Attempt at a definition
Adversarial attacks are deliberate attacks that use modified data input ("adversarial examples") to manipulate machine learning and, in the narrow sense, deep learning models in the interests of an attacker so that the models either no longer function well or they are transformed to serve the attacker's purposes. The motives behind this are manifold. These could be fraudulent purposes, acts of sabotage or simply the desire to hack.
What must be stressed, though, is that the attacker must have some kind of access to the system, be this through uploads or downloads, APIs (Application Programming Interface) or real existing objects (e.g., in image recognition). Systems within companies and organizations, whether on premise or in the cloud, must also be protected, but the opportunities for attacks are significantly lower compared with systems where AI is accessible to larger number of users as a service outside of a protected area.
Evasion attacks, for example, aim to prevent or circumvent an effect desired by AI, such as an AI-supported spam filter. Poisoning is generally referred to when the goal is to contaminate clean data sets. And finally, privacy attacks aim to manipulate digital identities, such as access control.
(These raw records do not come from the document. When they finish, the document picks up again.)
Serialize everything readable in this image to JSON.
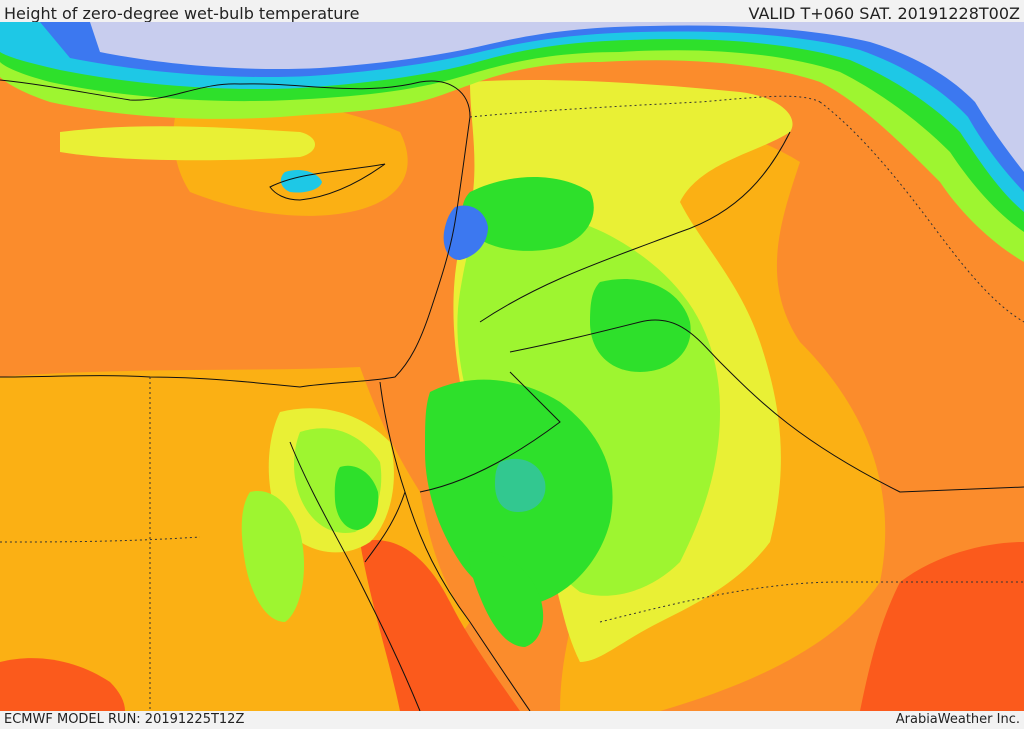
{
  "header": {
    "title": "Height of zero-degree wet-bulb temperature",
    "valid": "VALID T+060 SAT. 20191228T00Z"
  },
  "footer": {
    "model_run": "ECMWF MODEL RUN: 20191225T12Z",
    "credit": "ArabiaWeather Inc."
  },
  "map": {
    "colors": {
      "deep_orange": "#fb5a1c",
      "orange": "#fb8c2c",
      "light_orange": "#fbb014",
      "yellow": "#e9f035",
      "light_green": "#9ef530",
      "green": "#2ee02b",
      "teal": "#32c890",
      "cyan": "#1ec8e6",
      "blue": "#3c78f0",
      "lavender": "#c8cdee",
      "border_line": "#111111"
    }
  }
}
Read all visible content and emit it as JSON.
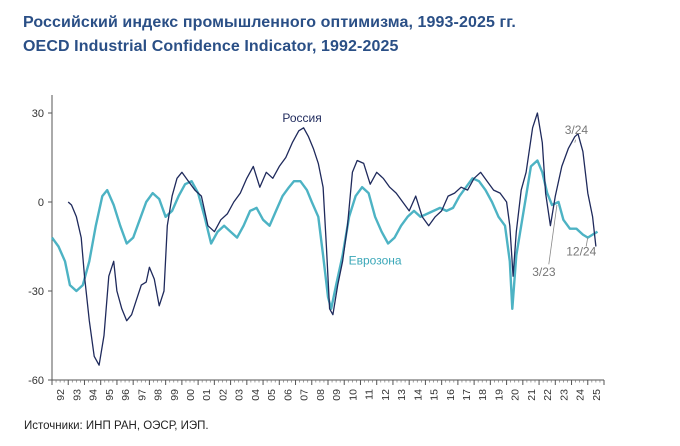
{
  "title_ru": "Российский индекс промышленного оптимизма, 1993-2025 гг.",
  "title_en": "OECD Industrial Confidence Indicator, 1992-2025",
  "source": "Источники: ИНП РАН, ОЭСР, ИЭП.",
  "chart_data": {
    "type": "line",
    "ylim": [
      -60,
      35
    ],
    "yticks": [
      30,
      0,
      -30,
      -60
    ],
    "xlim": [
      1992,
      2026
    ],
    "xticks": [
      "92",
      "93",
      "94",
      "95",
      "96",
      "97",
      "98",
      "99",
      "00",
      "01",
      "02",
      "03",
      "04",
      "05",
      "06",
      "07",
      "08",
      "09",
      "10",
      "11",
      "12",
      "13",
      "14",
      "15",
      "16",
      "17",
      "18",
      "19",
      "20",
      "21",
      "22",
      "23",
      "24",
      "25"
    ],
    "grid": false,
    "series": [
      {
        "name": "Россия",
        "color": "#1f2a5c",
        "points": [
          [
            1993.0,
            0
          ],
          [
            1993.2,
            -1
          ],
          [
            1993.5,
            -5
          ],
          [
            1993.8,
            -12
          ],
          [
            1994.0,
            -25
          ],
          [
            1994.3,
            -40
          ],
          [
            1994.6,
            -52
          ],
          [
            1994.9,
            -55
          ],
          [
            1995.2,
            -45
          ],
          [
            1995.5,
            -25
          ],
          [
            1995.8,
            -20
          ],
          [
            1996.0,
            -30
          ],
          [
            1996.3,
            -36
          ],
          [
            1996.6,
            -40
          ],
          [
            1996.9,
            -38
          ],
          [
            1997.2,
            -33
          ],
          [
            1997.5,
            -28
          ],
          [
            1997.8,
            -27
          ],
          [
            1998.0,
            -22
          ],
          [
            1998.3,
            -26
          ],
          [
            1998.6,
            -35
          ],
          [
            1998.9,
            -30
          ],
          [
            1999.1,
            -8
          ],
          [
            1999.4,
            2
          ],
          [
            1999.7,
            8
          ],
          [
            2000.0,
            10
          ],
          [
            2000.4,
            7
          ],
          [
            2000.8,
            4
          ],
          [
            2001.2,
            2
          ],
          [
            2001.6,
            -8
          ],
          [
            2002.0,
            -10
          ],
          [
            2002.4,
            -6
          ],
          [
            2002.8,
            -4
          ],
          [
            2003.2,
            0
          ],
          [
            2003.6,
            3
          ],
          [
            2004.0,
            8
          ],
          [
            2004.4,
            12
          ],
          [
            2004.8,
            5
          ],
          [
            2005.2,
            10
          ],
          [
            2005.6,
            8
          ],
          [
            2006.0,
            12
          ],
          [
            2006.4,
            15
          ],
          [
            2006.8,
            20
          ],
          [
            2007.2,
            24
          ],
          [
            2007.5,
            25
          ],
          [
            2007.8,
            22
          ],
          [
            2008.1,
            18
          ],
          [
            2008.4,
            13
          ],
          [
            2008.7,
            5
          ],
          [
            2008.9,
            -15
          ],
          [
            2009.1,
            -36
          ],
          [
            2009.3,
            -38
          ],
          [
            2009.6,
            -28
          ],
          [
            2009.9,
            -20
          ],
          [
            2010.2,
            -8
          ],
          [
            2010.5,
            10
          ],
          [
            2010.8,
            14
          ],
          [
            2011.2,
            13
          ],
          [
            2011.6,
            6
          ],
          [
            2012.0,
            10
          ],
          [
            2012.4,
            8
          ],
          [
            2012.8,
            5
          ],
          [
            2013.2,
            3
          ],
          [
            2013.6,
            0
          ],
          [
            2014.0,
            -3
          ],
          [
            2014.4,
            2
          ],
          [
            2014.8,
            -5
          ],
          [
            2015.2,
            -8
          ],
          [
            2015.6,
            -5
          ],
          [
            2016.0,
            -3
          ],
          [
            2016.4,
            2
          ],
          [
            2016.8,
            3
          ],
          [
            2017.2,
            5
          ],
          [
            2017.6,
            4
          ],
          [
            2018.0,
            8
          ],
          [
            2018.4,
            10
          ],
          [
            2018.8,
            7
          ],
          [
            2019.2,
            4
          ],
          [
            2019.6,
            3
          ],
          [
            2020.0,
            0
          ],
          [
            2020.2,
            -8
          ],
          [
            2020.4,
            -25
          ],
          [
            2020.6,
            -10
          ],
          [
            2020.9,
            4
          ],
          [
            2021.2,
            10
          ],
          [
            2021.6,
            25
          ],
          [
            2021.9,
            30
          ],
          [
            2022.2,
            20
          ],
          [
            2022.4,
            3
          ],
          [
            2022.7,
            -8
          ],
          [
            2023.0,
            2
          ],
          [
            2023.4,
            12
          ],
          [
            2023.8,
            18
          ],
          [
            2024.2,
            22
          ],
          [
            2024.4,
            23
          ],
          [
            2024.7,
            17
          ],
          [
            2025.0,
            3
          ],
          [
            2025.3,
            -5
          ],
          [
            2025.5,
            -15
          ]
        ]
      },
      {
        "name": "Еврозона",
        "color": "#4db3c4",
        "points": [
          [
            1992.0,
            -12
          ],
          [
            1992.4,
            -15
          ],
          [
            1992.8,
            -20
          ],
          [
            1993.1,
            -28
          ],
          [
            1993.5,
            -30
          ],
          [
            1993.9,
            -28
          ],
          [
            1994.3,
            -20
          ],
          [
            1994.7,
            -8
          ],
          [
            1995.1,
            2
          ],
          [
            1995.4,
            4
          ],
          [
            1995.8,
            -1
          ],
          [
            1996.2,
            -8
          ],
          [
            1996.6,
            -14
          ],
          [
            1997.0,
            -12
          ],
          [
            1997.4,
            -6
          ],
          [
            1997.8,
            0
          ],
          [
            1998.2,
            3
          ],
          [
            1998.6,
            1
          ],
          [
            1999.0,
            -5
          ],
          [
            1999.4,
            -3
          ],
          [
            1999.8,
            2
          ],
          [
            2000.2,
            6
          ],
          [
            2000.6,
            7
          ],
          [
            2001.0,
            3
          ],
          [
            2001.4,
            -5
          ],
          [
            2001.8,
            -14
          ],
          [
            2002.2,
            -10
          ],
          [
            2002.6,
            -8
          ],
          [
            2003.0,
            -10
          ],
          [
            2003.4,
            -12
          ],
          [
            2003.8,
            -8
          ],
          [
            2004.2,
            -3
          ],
          [
            2004.6,
            -2
          ],
          [
            2005.0,
            -6
          ],
          [
            2005.4,
            -8
          ],
          [
            2005.8,
            -3
          ],
          [
            2006.2,
            2
          ],
          [
            2006.6,
            5
          ],
          [
            2006.9,
            7
          ],
          [
            2007.3,
            7
          ],
          [
            2007.7,
            4
          ],
          [
            2008.0,
            0
          ],
          [
            2008.4,
            -5
          ],
          [
            2008.7,
            -18
          ],
          [
            2009.0,
            -32
          ],
          [
            2009.2,
            -36
          ],
          [
            2009.5,
            -28
          ],
          [
            2009.9,
            -18
          ],
          [
            2010.3,
            -5
          ],
          [
            2010.7,
            2
          ],
          [
            2011.1,
            5
          ],
          [
            2011.5,
            3
          ],
          [
            2011.9,
            -5
          ],
          [
            2012.3,
            -10
          ],
          [
            2012.7,
            -14
          ],
          [
            2013.1,
            -12
          ],
          [
            2013.5,
            -8
          ],
          [
            2013.9,
            -5
          ],
          [
            2014.3,
            -3
          ],
          [
            2014.7,
            -5
          ],
          [
            2015.1,
            -4
          ],
          [
            2015.5,
            -3
          ],
          [
            2015.9,
            -2
          ],
          [
            2016.3,
            -3
          ],
          [
            2016.7,
            -2
          ],
          [
            2017.1,
            2
          ],
          [
            2017.5,
            5
          ],
          [
            2017.9,
            8
          ],
          [
            2018.3,
            7
          ],
          [
            2018.7,
            4
          ],
          [
            2019.1,
            0
          ],
          [
            2019.5,
            -5
          ],
          [
            2019.9,
            -8
          ],
          [
            2020.2,
            -20
          ],
          [
            2020.35,
            -36
          ],
          [
            2020.6,
            -18
          ],
          [
            2020.9,
            -8
          ],
          [
            2021.2,
            2
          ],
          [
            2021.5,
            12
          ],
          [
            2021.9,
            14
          ],
          [
            2022.2,
            10
          ],
          [
            2022.5,
            3
          ],
          [
            2022.8,
            -1
          ],
          [
            2023.2,
            0
          ],
          [
            2023.5,
            -6
          ],
          [
            2023.9,
            -9
          ],
          [
            2024.3,
            -9
          ],
          [
            2024.7,
            -11
          ],
          [
            2025.0,
            -12
          ],
          [
            2025.3,
            -11
          ],
          [
            2025.6,
            -10
          ]
        ]
      }
    ],
    "annotations": [
      {
        "text": "Россия",
        "x": 2007.4,
        "y": 27,
        "color": "#1f2a5c"
      },
      {
        "text": "Еврозона",
        "x": 2011.9,
        "y": -21,
        "color": "#3aa7b8"
      },
      {
        "text": "3/24",
        "x": 2024.3,
        "y": 23,
        "color": "#777777"
      },
      {
        "text": "3/23",
        "x": 2022.3,
        "y": -25,
        "color": "#777777"
      },
      {
        "text": "12/24",
        "x": 2024.6,
        "y": -18,
        "color": "#777777"
      }
    ]
  }
}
A distinction is also made between white box and black box attacks. In the former case, the attacker knows the data set and / or the AI model used, which is not the case for the latter. However, attackers can draw conclusions about the model from the returned results and thus refine their accuracy step by step with further attacks. Research has shown that such attacks can apply to various objects, such as text, audio, images, videos and control systems and also in principle to any kind of AI models.